7 Ways to Leverage AI for Data Analytics

Eyal Katz
Content Manager | Aggua
May 23, 2023

The marriage between artificial intelligence and data analytics is a match made in data engineering heaven. Without machine learning and AI, data analysts and engineers would waste time looking for needles in spreadsheet haystacks. With rapid developments in AI technologies and capabilities drawing more public attention, there is an AI solution for (almost) every use case and industry, from education to logistics.

How does the global adoption of AI in business applications impact the field of data analytics? And how can you leverage AI in data analytics to create positive business outcomes in 2023 and beyond? Let's find out.

What is Data Analytics in Business?

Data analytics is the intricate and diverse science of mining large data sets to discover patterns, deliver quick answers to structured queries, and draw conclusions. In business, data analytics means extracting actionable insights from interconnected data sets, leading to better decision-making in fast-paced and competitive markets.

Data analytics aims to enable organizations to explore all their data (real-time, historical, unstructured, structured, qualitative) to identify patterns and generate insights to connect business intelligence with action. You can categorize data analytics processes into four main types:

  1. Descriptive analytics - Studying past events over a period of time to discover trends and patterns. For example: Have the sales increased compared to last month?
  2. Diagnostic analytics - Finding out why something happened by adding more data. For example: Did the growth in website visits increase conversions? Did the latest marketing campaign impact sales?
  3. Predictive analytics - Attempting to foresee what will likely happen in the near term based on past data and additional input. For example: How did previous marketing campaigns impact website views and sales? Which channels used in the past are most likely to provide an increase in ROI?
  4. Prescriptive analytics - Suggesting a course of action based on available data. For example: If the most effective channel for high lifetime value user acquisition in the past three campaigns was LinkedIn, how much of the budget should we allocate to it and other channels in the next campaign?

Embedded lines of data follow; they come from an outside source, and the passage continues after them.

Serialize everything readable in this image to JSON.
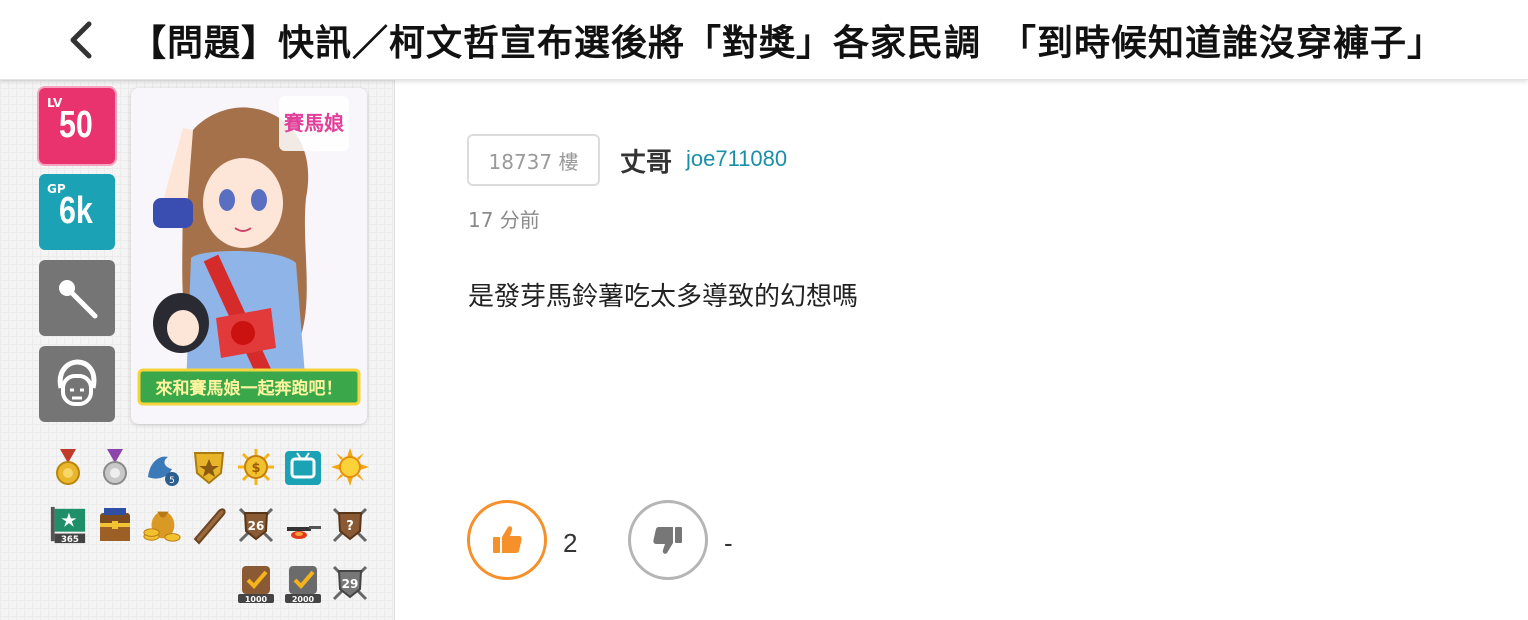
{
  "header": {
    "back_icon": "chevron-left-icon",
    "title": "【問題】快訊／柯文哲宣布選後將「對獎」各家民調　「到時候知道誰沒穿褲子」"
  },
  "sidebar": {
    "level_label": "LV",
    "level_value": "50",
    "gp_label": "GP",
    "gp_value": "6k",
    "tool_icons": [
      "magic-wand-icon",
      "face-icon"
    ],
    "avatar_banner": "來和賽馬娘一起奔跑吧！",
    "badges_row1": [
      "gold-medal-icon",
      "silver-medal-icon",
      "dragon-badge-icon",
      "star-shield-icon",
      "coin-badge-icon",
      "tv-badge-icon",
      "sun-badge-icon"
    ],
    "badges_row2": [
      "flag-365-icon",
      "treasure-chest-icon",
      "gold-coins-icon",
      "bat-icon",
      "shield-26-icon",
      "pan-icon",
      "shield-question-icon"
    ],
    "badges_row3": [
      "check-1000-icon",
      "check-2000-icon",
      "shield-29-icon"
    ],
    "badge_texts": {
      "flag": "365",
      "shield26": "26",
      "check1000": "1000",
      "check2000": "2000",
      "shield29": "29",
      "question": "?"
    },
    "colors": {
      "level": "#e8336e",
      "gp": "#1ba3b5",
      "tool": "#757575"
    }
  },
  "post": {
    "floor": "18737 樓",
    "username": "丈哥",
    "user_id": "joe711080",
    "time": "17 分前",
    "content": "是發芽馬鈴薯吃太多導致的幻想嗎",
    "upvotes": "2",
    "downvotes": "-",
    "colors": {
      "upvote": "#f5902a",
      "downvote": "#b5b5b5",
      "user_id": "#1a8fa8"
    }
  }
}
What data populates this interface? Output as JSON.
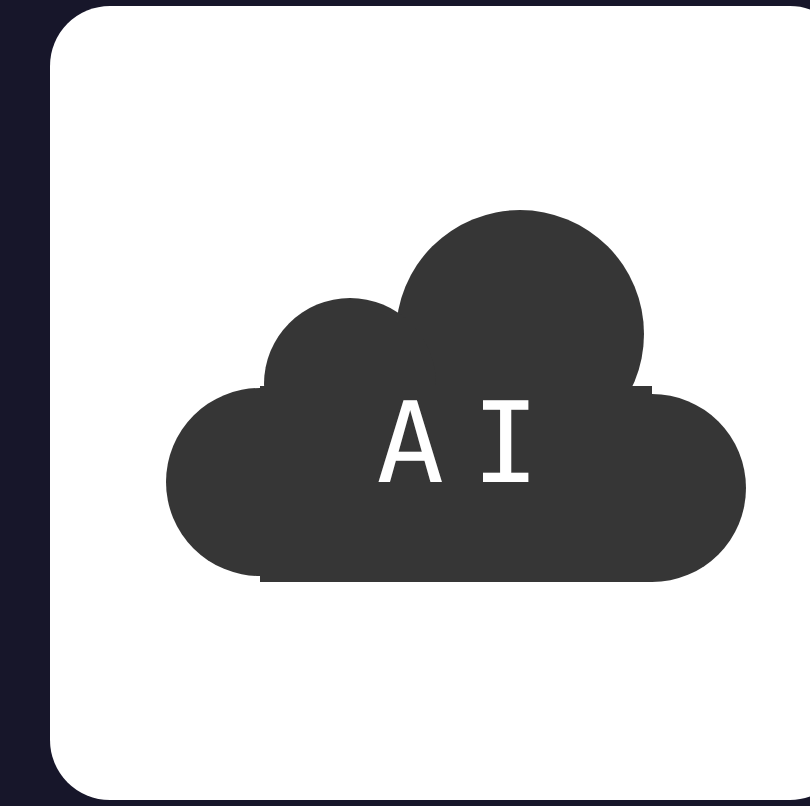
{
  "logo": {
    "text": "AI"
  }
}
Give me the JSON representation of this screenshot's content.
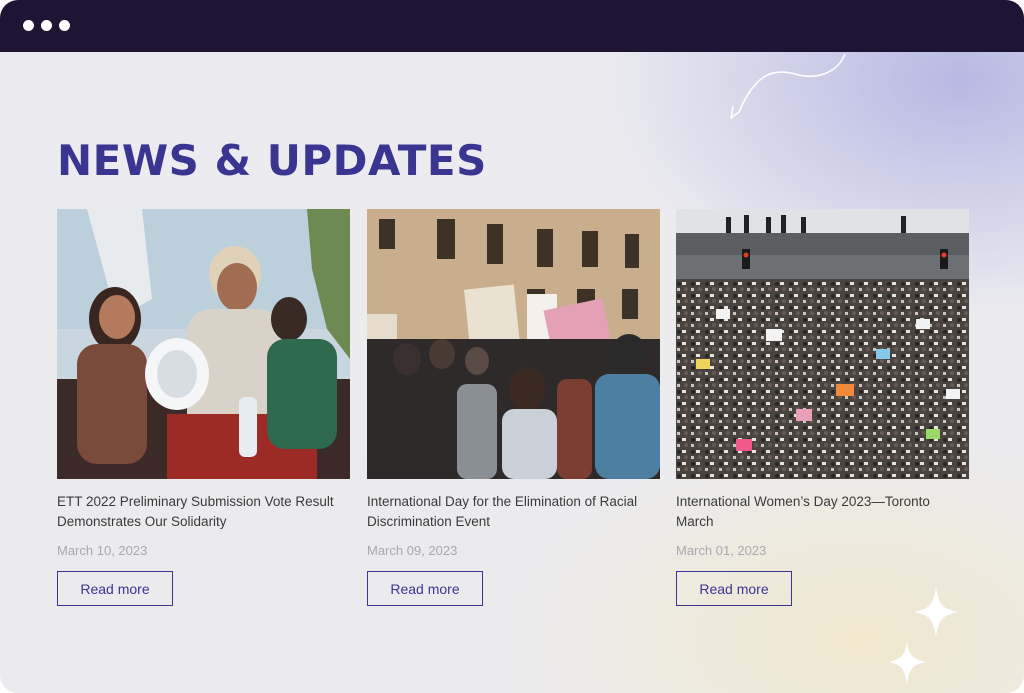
{
  "window": {
    "controls": [
      "close",
      "minimize",
      "maximize"
    ]
  },
  "section": {
    "heading": "NEWS & UPDATES"
  },
  "colors": {
    "accent": "#3b3592",
    "titlebar": "#1e1433",
    "date": "#a9a9ad"
  },
  "cards": [
    {
      "image": "protest-megaphone-photo",
      "title": "ETT 2022 Preliminary Submission Vote Result Demonstrates Our Solidarity",
      "date": "March 10, 2023",
      "button": "Read more"
    },
    {
      "image": "street-protest-signs-photo",
      "title": "International Day for the Elimination of Racial Discrimination Event",
      "date": "March 09, 2023",
      "button": "Read more"
    },
    {
      "image": "crowd-march-overpass-photo",
      "title": "International Women’s Day 2023—Toronto March",
      "date": "March 01, 2023",
      "button": "Read more"
    }
  ],
  "decorations": [
    "curved-arrow-icon",
    "sparkle-icon"
  ]
}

What is Artificial Intelligence in Data Analytics?

Manual data analysis is not only time-consuming and labor-intensive, but also inefficient and lacking in accuracy. Unlike humans, machines excel at analyzing and monitoring large volumes of distributed and unstructured data. It turns out that machines in 2023 are pretty good at it, too.

AI in data analytics empowers data engineers to automate and enhance various aspects of data analysis. These include data preparation, insight generation, pattern recognition, and more.

Natural language processing (NLP) and machine learning (ML) models are two of the main AI technologies often employed in business data analytics. While ML identifies patterns in historical data and uncovers relationships between data points, NLP can convert the conclusions into human-readable insights.

What are the Benefits of AI for Data Analytics?

Long before ChatGPT was the leading buzzword of the tech industry, AI was transforming the field of analytics. Bots and scripts today offer speed, scale, and granularity that isn’t humanly possible. And all at a fraction of the cost of a data team, including humans, that can crunch numbers with applied mathematics and statistical analysis models.

[Source: Unlock the True Power of Data Analytics with Artificial Intelligence | Ebrary.net]

AI enhances data analytics by drastically improving it through automation. It makes data analytics more accessible to various stakeholders through improved user interfaces and more powerful by enabling the contextual and near-real-time analysis of versatile and unstructured datasets.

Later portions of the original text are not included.